Why does this matter?
Right out of the gate, the gospel forces us to deal with the reality that we have committed actual sins. Sin is the biblical word used to describe the power that drives us to love what is evil and turn from God; it describes our fallen nature. Sins are the thoughts and deeds we commit that break God’s law. ‘Sin’ describes our rebellious nature; ‘sins’ describes our rebellious acts. It is important to get this right. We commit sins because we are sinners. So it isn’t enough to say that I am, generally speaking, a bad person who needs saving in an undefined sort of way. I must go on to say I have done real evil deeds for which I am accountable. The gospel, if communicated properly, will make our sins more conspicuous to us, not less. Notice how Jesus was not shy to point out the specific sins of those whom he encountered (John 4 and Luke 18:18-30 are good examples).

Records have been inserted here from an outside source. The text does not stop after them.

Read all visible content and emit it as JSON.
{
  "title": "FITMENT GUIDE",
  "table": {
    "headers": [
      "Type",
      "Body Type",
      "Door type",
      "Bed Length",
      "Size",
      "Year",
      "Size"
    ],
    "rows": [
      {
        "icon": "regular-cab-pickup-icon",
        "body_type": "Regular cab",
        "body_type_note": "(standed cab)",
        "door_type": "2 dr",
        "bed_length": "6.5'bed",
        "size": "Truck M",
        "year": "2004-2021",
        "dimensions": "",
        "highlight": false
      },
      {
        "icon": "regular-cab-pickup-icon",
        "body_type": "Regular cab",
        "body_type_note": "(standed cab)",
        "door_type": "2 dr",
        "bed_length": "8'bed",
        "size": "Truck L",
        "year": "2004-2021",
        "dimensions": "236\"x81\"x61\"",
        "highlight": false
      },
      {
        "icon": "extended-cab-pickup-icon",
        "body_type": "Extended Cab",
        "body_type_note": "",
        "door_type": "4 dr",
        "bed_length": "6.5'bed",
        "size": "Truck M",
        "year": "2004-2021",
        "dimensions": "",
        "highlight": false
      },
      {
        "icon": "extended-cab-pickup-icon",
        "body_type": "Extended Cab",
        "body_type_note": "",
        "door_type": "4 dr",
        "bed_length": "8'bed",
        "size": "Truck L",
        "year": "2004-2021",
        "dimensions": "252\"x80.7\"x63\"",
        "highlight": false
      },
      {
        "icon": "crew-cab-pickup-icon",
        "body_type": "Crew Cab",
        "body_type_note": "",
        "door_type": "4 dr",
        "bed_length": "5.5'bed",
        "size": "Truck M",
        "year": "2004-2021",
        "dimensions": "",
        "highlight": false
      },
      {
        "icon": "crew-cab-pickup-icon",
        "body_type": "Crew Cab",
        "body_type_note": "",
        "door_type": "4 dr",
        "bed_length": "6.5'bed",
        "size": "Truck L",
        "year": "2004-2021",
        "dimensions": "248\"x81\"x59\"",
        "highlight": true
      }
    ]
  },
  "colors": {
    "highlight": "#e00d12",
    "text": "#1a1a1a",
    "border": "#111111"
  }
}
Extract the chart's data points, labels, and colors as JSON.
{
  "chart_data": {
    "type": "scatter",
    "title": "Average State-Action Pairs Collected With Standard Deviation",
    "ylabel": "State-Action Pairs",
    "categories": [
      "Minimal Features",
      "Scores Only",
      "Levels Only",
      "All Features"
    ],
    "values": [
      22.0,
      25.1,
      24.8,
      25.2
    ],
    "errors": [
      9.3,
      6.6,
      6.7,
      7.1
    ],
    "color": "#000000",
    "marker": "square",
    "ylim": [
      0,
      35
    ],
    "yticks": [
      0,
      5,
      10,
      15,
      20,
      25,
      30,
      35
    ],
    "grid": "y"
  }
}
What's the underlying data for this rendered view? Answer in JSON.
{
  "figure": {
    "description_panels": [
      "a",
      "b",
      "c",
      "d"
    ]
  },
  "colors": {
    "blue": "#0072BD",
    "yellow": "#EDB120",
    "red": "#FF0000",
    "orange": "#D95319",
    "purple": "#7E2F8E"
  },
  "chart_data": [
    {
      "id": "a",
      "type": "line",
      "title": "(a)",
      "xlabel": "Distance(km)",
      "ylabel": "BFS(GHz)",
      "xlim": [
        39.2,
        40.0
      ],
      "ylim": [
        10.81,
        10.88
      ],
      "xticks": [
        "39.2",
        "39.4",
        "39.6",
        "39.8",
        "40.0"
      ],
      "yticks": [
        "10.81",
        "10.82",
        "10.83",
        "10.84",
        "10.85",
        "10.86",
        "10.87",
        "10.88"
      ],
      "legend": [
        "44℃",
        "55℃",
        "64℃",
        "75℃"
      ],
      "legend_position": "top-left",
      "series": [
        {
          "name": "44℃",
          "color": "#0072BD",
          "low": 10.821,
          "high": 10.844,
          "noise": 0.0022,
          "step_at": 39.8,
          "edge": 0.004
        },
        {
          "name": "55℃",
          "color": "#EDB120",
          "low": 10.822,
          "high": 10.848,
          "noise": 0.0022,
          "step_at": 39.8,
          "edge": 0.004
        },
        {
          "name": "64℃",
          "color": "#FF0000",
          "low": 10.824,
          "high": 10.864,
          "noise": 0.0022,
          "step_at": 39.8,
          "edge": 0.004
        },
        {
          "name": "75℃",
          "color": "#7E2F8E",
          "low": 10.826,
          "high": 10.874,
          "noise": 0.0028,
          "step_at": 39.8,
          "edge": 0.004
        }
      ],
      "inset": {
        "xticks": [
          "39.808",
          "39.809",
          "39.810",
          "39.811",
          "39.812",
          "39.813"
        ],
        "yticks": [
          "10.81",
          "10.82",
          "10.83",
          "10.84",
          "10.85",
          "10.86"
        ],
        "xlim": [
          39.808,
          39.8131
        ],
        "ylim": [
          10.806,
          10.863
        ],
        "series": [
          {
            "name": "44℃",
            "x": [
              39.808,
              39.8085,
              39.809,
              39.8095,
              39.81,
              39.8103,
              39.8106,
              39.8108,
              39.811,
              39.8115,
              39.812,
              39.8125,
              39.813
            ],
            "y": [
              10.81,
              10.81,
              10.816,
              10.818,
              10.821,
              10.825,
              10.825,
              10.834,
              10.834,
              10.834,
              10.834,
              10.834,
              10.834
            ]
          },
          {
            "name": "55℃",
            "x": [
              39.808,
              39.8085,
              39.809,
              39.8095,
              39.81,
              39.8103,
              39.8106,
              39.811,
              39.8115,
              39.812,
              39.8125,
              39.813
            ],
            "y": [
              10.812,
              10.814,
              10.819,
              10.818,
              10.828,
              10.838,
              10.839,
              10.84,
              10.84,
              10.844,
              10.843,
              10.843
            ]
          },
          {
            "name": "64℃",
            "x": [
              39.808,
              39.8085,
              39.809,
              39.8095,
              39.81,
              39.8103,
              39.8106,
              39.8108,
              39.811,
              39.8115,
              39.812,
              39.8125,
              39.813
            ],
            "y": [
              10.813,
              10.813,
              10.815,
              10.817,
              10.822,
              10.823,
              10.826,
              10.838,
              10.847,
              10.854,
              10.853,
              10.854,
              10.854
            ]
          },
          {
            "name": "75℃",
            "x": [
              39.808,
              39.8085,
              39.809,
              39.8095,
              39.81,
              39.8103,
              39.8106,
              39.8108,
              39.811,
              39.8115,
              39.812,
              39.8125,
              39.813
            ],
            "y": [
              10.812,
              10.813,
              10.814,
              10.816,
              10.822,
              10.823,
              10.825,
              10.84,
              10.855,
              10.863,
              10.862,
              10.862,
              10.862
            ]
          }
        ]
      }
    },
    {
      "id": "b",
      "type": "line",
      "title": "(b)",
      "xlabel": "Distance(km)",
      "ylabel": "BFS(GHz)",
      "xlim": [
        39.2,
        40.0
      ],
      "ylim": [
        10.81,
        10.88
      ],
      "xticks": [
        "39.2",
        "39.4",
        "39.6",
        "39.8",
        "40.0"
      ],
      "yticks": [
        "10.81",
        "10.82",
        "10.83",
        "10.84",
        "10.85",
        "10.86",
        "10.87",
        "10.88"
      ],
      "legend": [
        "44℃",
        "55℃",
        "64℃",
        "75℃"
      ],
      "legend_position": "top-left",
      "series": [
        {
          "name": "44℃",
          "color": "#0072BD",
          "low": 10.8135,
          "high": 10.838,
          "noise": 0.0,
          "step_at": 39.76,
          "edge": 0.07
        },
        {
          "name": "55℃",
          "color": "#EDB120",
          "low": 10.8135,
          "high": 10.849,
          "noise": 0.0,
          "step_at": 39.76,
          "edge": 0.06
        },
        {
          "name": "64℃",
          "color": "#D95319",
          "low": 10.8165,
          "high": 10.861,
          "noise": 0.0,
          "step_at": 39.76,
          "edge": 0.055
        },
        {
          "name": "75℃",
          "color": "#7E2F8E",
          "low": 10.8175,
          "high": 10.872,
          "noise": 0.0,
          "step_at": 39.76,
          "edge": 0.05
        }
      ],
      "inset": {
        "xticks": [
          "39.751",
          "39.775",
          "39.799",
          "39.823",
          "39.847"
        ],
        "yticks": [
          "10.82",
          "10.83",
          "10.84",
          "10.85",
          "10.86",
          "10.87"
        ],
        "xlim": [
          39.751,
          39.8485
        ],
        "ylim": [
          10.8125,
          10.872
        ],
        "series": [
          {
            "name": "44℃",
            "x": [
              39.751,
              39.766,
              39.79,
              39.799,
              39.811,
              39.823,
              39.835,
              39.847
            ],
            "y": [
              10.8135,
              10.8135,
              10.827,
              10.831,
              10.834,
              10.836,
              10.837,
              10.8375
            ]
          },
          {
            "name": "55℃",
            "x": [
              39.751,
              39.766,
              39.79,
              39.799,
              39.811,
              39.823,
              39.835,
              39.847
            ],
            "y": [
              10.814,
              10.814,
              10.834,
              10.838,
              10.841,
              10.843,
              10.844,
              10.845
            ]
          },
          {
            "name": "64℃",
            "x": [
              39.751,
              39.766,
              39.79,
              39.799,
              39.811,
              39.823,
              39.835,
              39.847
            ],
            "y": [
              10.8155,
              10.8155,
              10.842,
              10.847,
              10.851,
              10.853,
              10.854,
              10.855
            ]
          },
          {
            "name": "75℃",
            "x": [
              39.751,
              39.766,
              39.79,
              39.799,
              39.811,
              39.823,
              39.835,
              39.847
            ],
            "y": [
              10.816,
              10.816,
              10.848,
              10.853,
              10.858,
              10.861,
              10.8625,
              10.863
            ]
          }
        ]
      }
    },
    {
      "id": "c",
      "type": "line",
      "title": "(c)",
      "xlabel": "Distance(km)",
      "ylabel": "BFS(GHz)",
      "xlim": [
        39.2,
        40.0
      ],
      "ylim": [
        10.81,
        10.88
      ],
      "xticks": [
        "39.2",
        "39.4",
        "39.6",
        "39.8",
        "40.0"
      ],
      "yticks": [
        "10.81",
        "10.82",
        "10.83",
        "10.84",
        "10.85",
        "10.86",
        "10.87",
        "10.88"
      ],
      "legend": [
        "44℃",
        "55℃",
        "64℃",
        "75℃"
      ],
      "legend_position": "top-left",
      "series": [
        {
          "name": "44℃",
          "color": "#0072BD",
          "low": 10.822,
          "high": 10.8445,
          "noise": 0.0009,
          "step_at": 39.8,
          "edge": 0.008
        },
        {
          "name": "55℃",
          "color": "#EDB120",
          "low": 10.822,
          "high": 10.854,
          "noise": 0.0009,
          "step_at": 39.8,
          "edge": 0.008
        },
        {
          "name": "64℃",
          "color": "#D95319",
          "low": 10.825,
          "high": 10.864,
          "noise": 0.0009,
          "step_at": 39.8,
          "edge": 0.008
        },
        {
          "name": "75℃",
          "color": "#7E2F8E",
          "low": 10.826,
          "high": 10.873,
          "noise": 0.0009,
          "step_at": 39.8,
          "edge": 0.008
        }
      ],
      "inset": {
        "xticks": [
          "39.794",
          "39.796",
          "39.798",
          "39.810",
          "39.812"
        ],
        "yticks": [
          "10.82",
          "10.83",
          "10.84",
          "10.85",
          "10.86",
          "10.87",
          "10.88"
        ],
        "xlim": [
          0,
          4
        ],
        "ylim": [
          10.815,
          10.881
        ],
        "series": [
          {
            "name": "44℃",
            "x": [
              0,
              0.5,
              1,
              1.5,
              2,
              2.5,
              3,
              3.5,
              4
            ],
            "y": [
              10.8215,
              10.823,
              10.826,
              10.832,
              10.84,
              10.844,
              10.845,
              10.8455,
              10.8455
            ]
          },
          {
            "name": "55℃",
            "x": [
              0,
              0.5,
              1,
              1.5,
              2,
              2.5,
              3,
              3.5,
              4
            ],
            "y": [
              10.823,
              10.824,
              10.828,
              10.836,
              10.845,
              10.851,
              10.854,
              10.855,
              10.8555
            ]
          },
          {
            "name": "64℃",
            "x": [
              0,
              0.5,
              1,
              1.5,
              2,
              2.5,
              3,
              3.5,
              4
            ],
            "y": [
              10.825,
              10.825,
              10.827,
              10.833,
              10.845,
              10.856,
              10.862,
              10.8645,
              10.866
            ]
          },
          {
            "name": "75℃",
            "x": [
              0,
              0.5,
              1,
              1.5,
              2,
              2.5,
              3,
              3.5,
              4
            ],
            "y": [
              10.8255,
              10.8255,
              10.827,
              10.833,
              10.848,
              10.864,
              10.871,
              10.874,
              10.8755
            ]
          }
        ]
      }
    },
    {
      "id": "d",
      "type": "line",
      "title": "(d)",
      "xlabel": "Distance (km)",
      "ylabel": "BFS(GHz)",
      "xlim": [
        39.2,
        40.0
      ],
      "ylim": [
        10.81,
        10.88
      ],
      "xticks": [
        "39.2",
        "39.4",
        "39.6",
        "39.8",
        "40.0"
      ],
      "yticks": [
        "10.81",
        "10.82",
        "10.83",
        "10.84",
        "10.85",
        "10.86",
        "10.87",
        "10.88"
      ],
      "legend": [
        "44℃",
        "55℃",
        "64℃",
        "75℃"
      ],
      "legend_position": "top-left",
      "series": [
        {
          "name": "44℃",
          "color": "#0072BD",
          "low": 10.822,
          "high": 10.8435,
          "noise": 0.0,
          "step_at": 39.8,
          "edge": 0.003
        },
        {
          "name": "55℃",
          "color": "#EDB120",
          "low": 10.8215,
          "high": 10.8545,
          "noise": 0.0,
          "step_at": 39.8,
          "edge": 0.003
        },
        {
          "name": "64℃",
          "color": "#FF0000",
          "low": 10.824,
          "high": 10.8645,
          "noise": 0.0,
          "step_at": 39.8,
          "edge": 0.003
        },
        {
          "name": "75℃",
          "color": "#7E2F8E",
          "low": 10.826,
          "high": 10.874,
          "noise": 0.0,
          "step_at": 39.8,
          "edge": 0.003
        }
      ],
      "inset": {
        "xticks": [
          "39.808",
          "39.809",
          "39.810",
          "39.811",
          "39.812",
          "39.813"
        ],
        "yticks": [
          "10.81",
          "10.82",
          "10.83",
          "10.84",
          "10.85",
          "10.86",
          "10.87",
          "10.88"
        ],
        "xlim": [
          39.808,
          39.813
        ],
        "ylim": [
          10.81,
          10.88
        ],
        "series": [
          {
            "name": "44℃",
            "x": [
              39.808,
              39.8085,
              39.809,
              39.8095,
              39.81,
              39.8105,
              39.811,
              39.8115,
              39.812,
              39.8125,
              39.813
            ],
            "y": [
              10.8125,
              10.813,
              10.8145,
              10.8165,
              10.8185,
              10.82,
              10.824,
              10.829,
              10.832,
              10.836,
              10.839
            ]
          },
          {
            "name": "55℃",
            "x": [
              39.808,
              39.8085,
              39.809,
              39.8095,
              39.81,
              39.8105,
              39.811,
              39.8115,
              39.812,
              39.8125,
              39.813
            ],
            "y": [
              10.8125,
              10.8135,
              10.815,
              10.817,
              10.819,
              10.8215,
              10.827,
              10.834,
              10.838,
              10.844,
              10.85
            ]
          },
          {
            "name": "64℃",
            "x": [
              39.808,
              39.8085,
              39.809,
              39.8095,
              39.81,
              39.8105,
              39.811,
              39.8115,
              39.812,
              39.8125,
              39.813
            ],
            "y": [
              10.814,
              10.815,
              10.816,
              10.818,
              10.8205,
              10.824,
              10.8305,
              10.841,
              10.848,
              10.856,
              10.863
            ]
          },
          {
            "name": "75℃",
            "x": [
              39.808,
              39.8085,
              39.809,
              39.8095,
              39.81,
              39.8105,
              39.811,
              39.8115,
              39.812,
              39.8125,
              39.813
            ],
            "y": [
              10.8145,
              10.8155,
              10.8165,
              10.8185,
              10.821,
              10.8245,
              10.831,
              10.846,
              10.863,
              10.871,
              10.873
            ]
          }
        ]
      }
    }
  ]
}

But it is here where the gospel shines best. When our specific sins are uncovered, it should lead to despair, but the gospel teaches us that Jesus died for those very sins. This means Jesus is a real Savior, not a hypothetical one. Sometimes we are content to admit that we are sinners in general, but don’t want to talk about the specifics. We can live in that delusion for so long. But the gospel rips that false comfort away and numbers our crimes, only to then bring the true comfort that comes from knowing that Christ has atoned for each and every one of them. He has died for our sins. The sins we must own and have actually committed. May this bring you comfort when your sins are real and you need forgiveness. Seek it in Christ, who has died for even those sins. This is of first importance.